In memorializing the anniversary, arguably the most important in company history, Volkswagen has released the in-depth story of the days leading up to and following the liberation, complete with eye-witness accounts from the freed workers who were brought in by the Nazi regime and forced to labor in the factory.
About 20,000 of them had been imprisoned there over the years, some coming from concentration camps. After their release, most traveled back to their home counties across Europe and the Soviet Union.
When the allied troops arrived at the bomb-damaged factory, there were about 50 completed Kübelwagens ready to be shipped out, and US servicemen pressed them into service. They called them Volkswagen Jeeps.

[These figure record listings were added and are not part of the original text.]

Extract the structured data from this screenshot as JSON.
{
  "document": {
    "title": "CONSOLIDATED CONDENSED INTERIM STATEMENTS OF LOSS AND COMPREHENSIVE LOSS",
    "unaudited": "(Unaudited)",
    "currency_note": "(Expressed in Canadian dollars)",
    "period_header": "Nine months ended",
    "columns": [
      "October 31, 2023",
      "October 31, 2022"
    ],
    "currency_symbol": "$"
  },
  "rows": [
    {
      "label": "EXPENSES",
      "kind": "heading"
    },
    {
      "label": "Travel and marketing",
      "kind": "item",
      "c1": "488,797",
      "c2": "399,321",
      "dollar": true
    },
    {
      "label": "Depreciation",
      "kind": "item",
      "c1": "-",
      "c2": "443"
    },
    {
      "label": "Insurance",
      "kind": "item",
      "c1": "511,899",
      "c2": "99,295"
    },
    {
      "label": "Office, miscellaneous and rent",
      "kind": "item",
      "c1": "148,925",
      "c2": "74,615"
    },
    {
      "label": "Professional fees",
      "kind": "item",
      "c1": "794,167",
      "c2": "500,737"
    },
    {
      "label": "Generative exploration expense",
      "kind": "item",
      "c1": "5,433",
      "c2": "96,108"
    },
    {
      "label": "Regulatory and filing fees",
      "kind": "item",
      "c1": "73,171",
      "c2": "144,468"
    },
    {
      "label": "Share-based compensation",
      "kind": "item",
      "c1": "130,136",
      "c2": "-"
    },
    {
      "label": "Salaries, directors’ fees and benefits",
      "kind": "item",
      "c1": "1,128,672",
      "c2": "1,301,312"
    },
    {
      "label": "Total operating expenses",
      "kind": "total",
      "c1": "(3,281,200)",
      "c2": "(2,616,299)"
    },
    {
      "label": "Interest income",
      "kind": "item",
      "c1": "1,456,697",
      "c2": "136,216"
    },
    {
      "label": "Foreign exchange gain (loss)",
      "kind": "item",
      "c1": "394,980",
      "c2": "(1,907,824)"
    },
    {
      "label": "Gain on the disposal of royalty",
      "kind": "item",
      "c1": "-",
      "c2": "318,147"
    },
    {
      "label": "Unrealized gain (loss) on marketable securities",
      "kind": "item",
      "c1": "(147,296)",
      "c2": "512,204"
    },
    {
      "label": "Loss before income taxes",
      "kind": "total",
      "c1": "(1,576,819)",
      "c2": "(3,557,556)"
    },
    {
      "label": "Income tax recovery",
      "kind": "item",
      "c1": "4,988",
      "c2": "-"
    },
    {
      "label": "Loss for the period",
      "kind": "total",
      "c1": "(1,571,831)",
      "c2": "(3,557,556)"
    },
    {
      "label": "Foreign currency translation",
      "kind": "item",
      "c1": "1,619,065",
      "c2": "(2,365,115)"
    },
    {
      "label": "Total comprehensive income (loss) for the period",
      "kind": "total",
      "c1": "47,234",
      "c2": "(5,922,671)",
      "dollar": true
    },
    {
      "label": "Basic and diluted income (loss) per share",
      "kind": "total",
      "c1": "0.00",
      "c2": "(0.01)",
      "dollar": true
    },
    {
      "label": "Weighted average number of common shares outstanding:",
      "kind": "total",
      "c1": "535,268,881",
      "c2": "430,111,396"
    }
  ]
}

More than 80 more of the rear-engine all-terrain vehicles were subsequently built for use by the US and British military, production that laid the groundwork for converting the plant from military to civilian vehicles.
The factory was taken over by the British in June; the VW company town where the plant was located had become part of the British Occupation Zone, and with it came the factory. The town was later renamed Wolfsburg.
The period after the allied takeover of the plant paved the way for the automaker’s rebirth, VW notes in the release. A complete history of Volkswagen, including accounts from the Nazi era and post-war period, can be found on the automaker’s website.
“Over the eight weeks that followed, the Americans made groundbreaking decisions for the future of the people, the city and the plant,” the release says. “The brief but marked intermezzo of US military rule laid the foundations for democracy, freedom and reconstruction in the region.”
Members of the British Military Government were impressed by the little air-cooled cars that Ferdinand Porsche had designed. In December, production of the VW sedans began at the British-controlled auto plant, and they proved to be the start of the VW Beetle phenomenon that would spread worldwide.
In October 1946, the factory celebrated the production of its 10,000th sedan.
Confronting the shades of its past, Volkswagen in 1999 created the “Place of Remembrance of Forced Labor in the Volkswagen Factory,” a permanent exhibition in a former air raid bunker at the Wolfsburg plant.
“All in all, about 20,000 people were forced to work for the former Volkswagenwerk GmbH, including about 5,000 people from concentration camps,” the Volkswagen release says.
“In 1944, two-thirds of the people working at the factory were there against their will, facing racial discrimination. They included Jewish women and men, prisoners of war, and conscripted workers, as well as deported and displaced persons from European countries under German occupation.”
With the world today on lockdown against an unseen enemy, the Volkswagen story serves to illustrate that great things can come from the worst of times when goodness and decency prevail.